Are you a narcissist? If you answered "yes," then you probably are, at least according to a new study done by researchers at Ohio State University.

The word for narcissism comes from Greek mythology: Narcissus was an infamous hunter who was known for his startling beauty and the fact that he was in love with himself. The goddess Nemesis, wanting to teach him a lesson, brought him to a pool, where he became enamored with his own reflection. Unable to turn away, he died there.

Today, narcissism is a personality disorder derived from extreme vanity and egotism. Narcissists have trouble with empathy, sustaining healthy relationships, hypersensitivity to criticism and an inability to view the world from a perspective other than their own. Although narcissism exists in almost everyone at low levels, those with high levels of the disorder have more extreme negative personality traits.

So how can we identify narcissists? Researchers discovered that the easiest way is just by asking people a simple question:

"To what extent do you agree with this statement: 'I am a narcissist.' (Note: The word 'narcissist' means egotistical, self-focused, and vain.)"

In the Ohio State University study, researchers asked participants this question and then told them to rate themselves on a scale of 1 to 7, 1 being not narcissistic at all and 7 being extremely narcissistic.

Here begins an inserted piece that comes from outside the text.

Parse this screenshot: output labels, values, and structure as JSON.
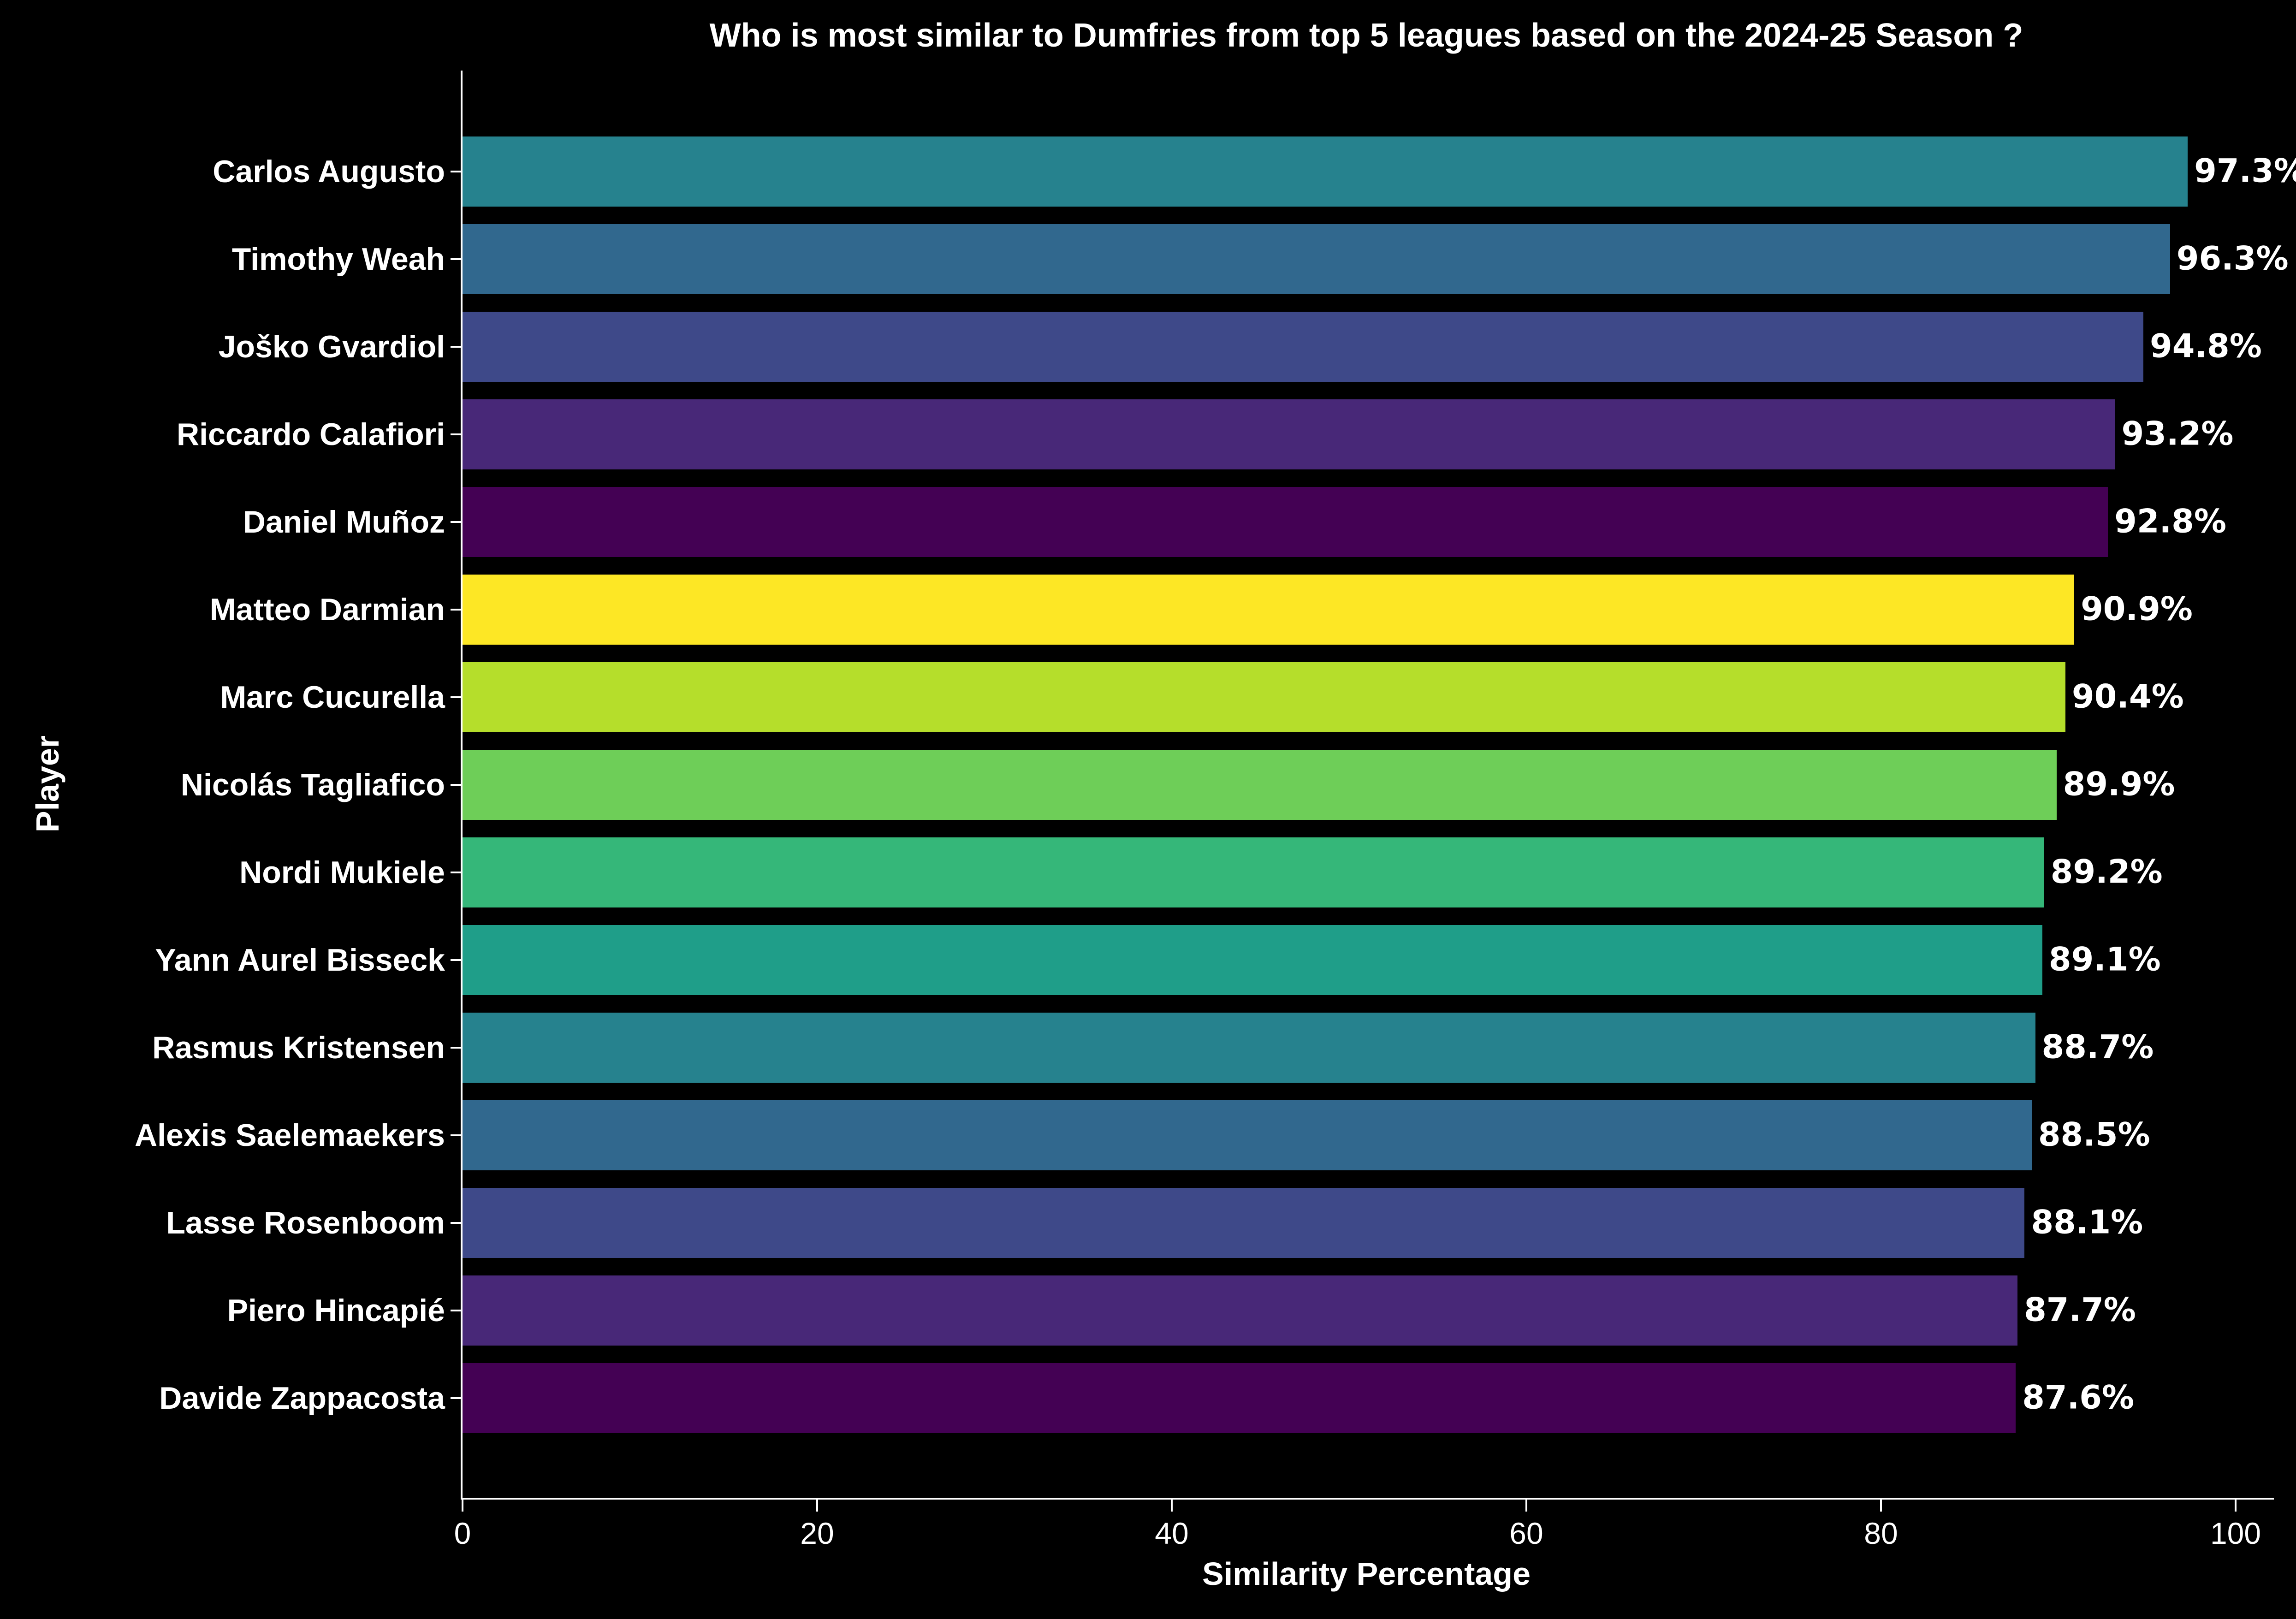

The results of 11 studies with over 2,200 participants, showed responses similar to those received with a 40-question test called the Narcissistic Personality Inventory.

"People who are narcissists are almost proud of the fact," says study co-author Brad Bushman. "You can ask them directly because they don't see narcissism as a negative quality - they believe they are superior to other people and are fine with saying that publicly."

Narcissism creates problems for society as a whole because those who suffer from it have less empathy than their peers, which means they don't donate time or money to charitable causes. Narcissists do tend to do better in the corporate world though, with studies scarily showing that narcissistic CEOs have the highest salaries.

Of course, this one question doesn't replace other tests for those who suffer from an extreme narcissistic disorder. It doesn't answer questions about what type of narcissism someone has, but it offers a faster way to diagnose the disorder before ordering other tests.

For those of us that aren't psychologists, though, this question could help choose a partner.

"Narcissists are very bad relationship partners and they are bad team players," says Bushman. "It might be nice to find out how much of a narcissist someone is."